NPR recently pointed out that if you include medical marijuana this is no where close to true with it being legal in 29 states: https://en.m.wikipedia.org/wiki/Legality_of_cannabis_by_U.S....


Oral tests are very inaccurate and the false positive rate is huge (can be more that 50% for some manufacturers, you're better off flipping a coin). To my best knowledge, oral tests are usually confirmed with urine and/or blood samples (at least that's the procedure if you test positive while driving here).

So as far as I know, there isn't a reliable and accurate way of testing.


Using DUIs as an example, these cover things besides alcohol, can be prescription drugs, probably other things that impair motor function (IANAL).

Roadside DUI test is a general test for motor impairment. BAC tests are a nice proxy for that in the case of alcohol, and a legally convenient one as they are precise and objective, but the police care (morally speaking) about your motor impairment not your BAC.

tl;dr, we can already answer the question "is this person too stoned to drive?", roadside DUI test.


Disagree. Motor impairment is one issue, yes, but so is mental impairment. People under the influence of drugs can have poor decision making, even if their motor skills are fine. Driving on meth is still driving under the influence, and those people would generally not have any trouble with a roadside gymnastics demonstration.


Who's talking about meth?


Sounds to me like you're trying to find a rational answer when it's likely just politics.

There's tons of (acceptable) prescription drugs that have a worse effect on performance than THC being in your system from the weekend before. Someone's glucose level being outside the norm would have a larger effect.
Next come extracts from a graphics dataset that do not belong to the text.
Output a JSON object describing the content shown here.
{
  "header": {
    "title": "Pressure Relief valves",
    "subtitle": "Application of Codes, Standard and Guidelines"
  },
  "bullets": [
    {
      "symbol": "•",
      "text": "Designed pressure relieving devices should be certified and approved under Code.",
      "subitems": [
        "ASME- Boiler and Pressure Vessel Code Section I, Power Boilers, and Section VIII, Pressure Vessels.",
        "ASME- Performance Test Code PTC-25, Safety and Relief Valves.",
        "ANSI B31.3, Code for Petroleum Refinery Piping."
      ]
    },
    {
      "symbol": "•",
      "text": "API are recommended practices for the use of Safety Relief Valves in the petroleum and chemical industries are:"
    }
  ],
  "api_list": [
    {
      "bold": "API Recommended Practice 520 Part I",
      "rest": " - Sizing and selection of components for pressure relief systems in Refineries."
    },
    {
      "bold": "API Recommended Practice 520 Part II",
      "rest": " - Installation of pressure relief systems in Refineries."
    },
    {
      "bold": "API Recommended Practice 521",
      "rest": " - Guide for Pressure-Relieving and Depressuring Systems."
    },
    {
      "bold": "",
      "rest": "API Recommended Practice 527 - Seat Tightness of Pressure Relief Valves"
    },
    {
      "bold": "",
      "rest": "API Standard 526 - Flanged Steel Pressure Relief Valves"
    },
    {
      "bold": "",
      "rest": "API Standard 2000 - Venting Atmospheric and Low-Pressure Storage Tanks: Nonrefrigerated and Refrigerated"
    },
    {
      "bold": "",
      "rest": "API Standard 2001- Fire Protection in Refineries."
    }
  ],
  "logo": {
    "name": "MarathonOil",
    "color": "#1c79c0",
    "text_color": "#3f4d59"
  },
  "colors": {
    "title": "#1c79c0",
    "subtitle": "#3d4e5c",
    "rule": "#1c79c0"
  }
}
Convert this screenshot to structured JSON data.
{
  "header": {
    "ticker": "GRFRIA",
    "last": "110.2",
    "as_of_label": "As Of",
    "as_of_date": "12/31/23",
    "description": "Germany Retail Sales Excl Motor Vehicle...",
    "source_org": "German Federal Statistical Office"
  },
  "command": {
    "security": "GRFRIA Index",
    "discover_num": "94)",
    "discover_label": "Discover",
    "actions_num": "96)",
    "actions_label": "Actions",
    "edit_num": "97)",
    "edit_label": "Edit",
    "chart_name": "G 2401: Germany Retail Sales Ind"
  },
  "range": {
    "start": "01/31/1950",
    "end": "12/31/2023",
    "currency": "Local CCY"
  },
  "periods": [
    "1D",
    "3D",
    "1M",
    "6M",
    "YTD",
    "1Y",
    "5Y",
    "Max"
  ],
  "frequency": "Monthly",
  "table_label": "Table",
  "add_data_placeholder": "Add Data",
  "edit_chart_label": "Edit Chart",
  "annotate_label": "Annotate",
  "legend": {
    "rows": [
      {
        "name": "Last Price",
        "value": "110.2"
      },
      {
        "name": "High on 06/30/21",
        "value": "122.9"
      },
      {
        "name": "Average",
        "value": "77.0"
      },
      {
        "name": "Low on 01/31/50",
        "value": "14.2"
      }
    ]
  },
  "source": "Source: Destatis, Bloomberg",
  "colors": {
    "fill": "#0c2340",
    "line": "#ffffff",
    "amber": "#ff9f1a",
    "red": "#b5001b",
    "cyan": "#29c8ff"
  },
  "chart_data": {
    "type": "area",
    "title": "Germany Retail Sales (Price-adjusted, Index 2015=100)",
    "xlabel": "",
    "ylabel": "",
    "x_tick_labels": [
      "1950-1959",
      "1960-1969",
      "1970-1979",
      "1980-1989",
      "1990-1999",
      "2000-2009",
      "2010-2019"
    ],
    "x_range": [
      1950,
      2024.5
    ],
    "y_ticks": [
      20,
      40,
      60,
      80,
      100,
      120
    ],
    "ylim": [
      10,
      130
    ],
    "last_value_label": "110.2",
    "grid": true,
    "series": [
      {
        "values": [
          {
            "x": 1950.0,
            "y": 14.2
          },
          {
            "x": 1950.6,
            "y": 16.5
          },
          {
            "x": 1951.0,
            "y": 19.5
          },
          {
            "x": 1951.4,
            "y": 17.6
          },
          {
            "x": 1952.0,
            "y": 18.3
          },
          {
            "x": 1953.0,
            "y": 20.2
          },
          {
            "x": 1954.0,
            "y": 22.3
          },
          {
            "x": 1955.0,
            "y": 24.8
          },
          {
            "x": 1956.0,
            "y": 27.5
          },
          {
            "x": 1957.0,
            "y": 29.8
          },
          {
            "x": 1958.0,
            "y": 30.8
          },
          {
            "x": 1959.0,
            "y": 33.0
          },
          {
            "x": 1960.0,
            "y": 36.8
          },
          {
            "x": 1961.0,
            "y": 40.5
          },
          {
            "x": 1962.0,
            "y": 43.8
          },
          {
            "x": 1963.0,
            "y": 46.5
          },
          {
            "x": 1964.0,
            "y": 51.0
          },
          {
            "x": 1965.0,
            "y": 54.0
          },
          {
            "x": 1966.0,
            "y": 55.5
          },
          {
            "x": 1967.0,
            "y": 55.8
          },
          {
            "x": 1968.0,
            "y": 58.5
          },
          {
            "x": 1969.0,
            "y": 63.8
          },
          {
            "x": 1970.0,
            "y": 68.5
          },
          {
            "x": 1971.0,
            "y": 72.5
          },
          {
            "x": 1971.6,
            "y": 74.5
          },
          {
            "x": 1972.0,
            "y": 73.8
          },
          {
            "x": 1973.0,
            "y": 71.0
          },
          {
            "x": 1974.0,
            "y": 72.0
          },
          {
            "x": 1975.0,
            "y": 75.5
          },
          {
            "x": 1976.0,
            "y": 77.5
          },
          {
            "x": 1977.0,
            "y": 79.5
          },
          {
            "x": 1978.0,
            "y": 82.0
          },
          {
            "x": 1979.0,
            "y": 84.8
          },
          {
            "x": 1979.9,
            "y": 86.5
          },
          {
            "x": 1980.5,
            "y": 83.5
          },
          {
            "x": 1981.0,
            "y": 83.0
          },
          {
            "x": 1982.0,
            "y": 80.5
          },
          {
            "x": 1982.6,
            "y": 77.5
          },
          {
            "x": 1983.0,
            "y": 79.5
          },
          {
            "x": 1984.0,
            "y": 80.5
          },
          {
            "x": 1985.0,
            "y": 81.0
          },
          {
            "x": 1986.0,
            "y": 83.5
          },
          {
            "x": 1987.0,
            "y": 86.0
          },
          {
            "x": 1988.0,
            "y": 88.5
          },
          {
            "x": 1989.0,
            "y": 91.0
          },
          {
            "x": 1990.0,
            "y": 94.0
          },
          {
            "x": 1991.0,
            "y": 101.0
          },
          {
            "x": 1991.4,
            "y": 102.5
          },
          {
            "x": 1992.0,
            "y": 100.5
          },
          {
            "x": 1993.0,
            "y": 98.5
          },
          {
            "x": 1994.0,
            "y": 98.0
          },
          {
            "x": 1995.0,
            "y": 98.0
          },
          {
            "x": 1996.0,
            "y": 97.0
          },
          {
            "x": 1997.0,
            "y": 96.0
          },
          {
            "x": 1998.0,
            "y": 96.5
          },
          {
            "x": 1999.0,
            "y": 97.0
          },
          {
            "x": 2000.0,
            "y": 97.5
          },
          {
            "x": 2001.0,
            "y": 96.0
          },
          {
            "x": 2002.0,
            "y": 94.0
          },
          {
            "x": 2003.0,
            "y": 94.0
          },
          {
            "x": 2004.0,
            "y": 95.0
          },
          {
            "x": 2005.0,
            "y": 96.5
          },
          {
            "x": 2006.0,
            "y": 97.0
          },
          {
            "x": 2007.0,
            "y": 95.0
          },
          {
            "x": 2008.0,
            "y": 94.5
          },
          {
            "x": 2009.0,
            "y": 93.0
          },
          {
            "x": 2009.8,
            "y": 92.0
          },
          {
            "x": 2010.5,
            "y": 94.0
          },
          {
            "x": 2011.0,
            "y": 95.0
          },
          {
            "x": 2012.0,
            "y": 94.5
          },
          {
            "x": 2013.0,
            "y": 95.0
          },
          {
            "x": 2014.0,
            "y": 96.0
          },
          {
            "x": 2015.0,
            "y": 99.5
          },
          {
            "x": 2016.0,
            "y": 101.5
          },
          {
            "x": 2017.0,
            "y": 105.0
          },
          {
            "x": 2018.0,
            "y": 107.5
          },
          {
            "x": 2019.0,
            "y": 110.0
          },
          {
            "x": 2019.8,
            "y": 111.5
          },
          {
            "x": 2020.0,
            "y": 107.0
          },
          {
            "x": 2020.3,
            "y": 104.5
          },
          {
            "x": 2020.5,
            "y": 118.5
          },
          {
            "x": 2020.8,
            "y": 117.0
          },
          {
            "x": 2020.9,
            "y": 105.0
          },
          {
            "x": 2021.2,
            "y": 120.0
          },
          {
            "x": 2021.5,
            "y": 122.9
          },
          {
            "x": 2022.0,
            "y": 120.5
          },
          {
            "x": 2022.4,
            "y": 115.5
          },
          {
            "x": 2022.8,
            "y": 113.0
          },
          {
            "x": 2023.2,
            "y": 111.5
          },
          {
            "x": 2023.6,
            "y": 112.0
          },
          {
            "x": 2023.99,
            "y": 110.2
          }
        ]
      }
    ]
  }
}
> Work places (particularly those with high safety concerns) shouldn't make any sacrifices just because something is socially acceptable.

Should it be illegal to be on the job while sick? Good luck getting that legislated.


>we don't yet have the tools or the data to understand well enough how something like THC affects motor skills like we do with alcohol, but someday I expect we will.

We do have some understanding and data: very slightly, the most consistently measurable affect being minimally impared depth perception. Treating marijuana intoxication as a high risk imparment to motor function is making a mountain out of a mole hill. Relating the equation of motor function impairment caused by marijuana to that of alcohol or for that matter many other intoxicants (including a multitude of very commonly used pharmaceuticals and stimulants) sure seems a bit ignorant or uninformed to me. I'm not advocating marijuana use, especially when performing potentially dangerous actions that require attention and possibly urgent corrective action (driving, operating dangerous equiptment, performing surgery, etc.). But do consider there's plenty of professional athletes who have preformed some of the highest level coordination, precision and reaction time dependant functions of humanity while being under the influence of THC. Sorry to rant, but I think it's important to remember that people using alcohol cause an awful lot of harmful, deadly, and easily avoidable accidents. DUI's and similar restrictions are a direct result of that fact. I've looked for but have never seen evidence that shows an even remotely similar risk from THC consumption. If anyone is aware of data indicating otherwise, please share.


The point is not that you should be allowed to show up high. It's that drug tests unfairly discriminate against people who use MJ responsibly.


Precisely, and made even worse by the fact that you can take a bump or few on Friday and likely be fine by Monday, but smoke a joint and you're fucked.


> You can't show up drunk, and alcohol is more socially accepted than marijuana.

I think you misunderstood the MJ testing. MJ stays in the blood stream, and you can be caught by a random drug test on Tuesday for that joint you had on Saturday.

OP was not, I think, arguing for working 'high'


Isn't much of workplace drug-testing related to lower insurance premiums? Or is that an overstated myth? I've heard this repeatedly, but haven't read anything definitive.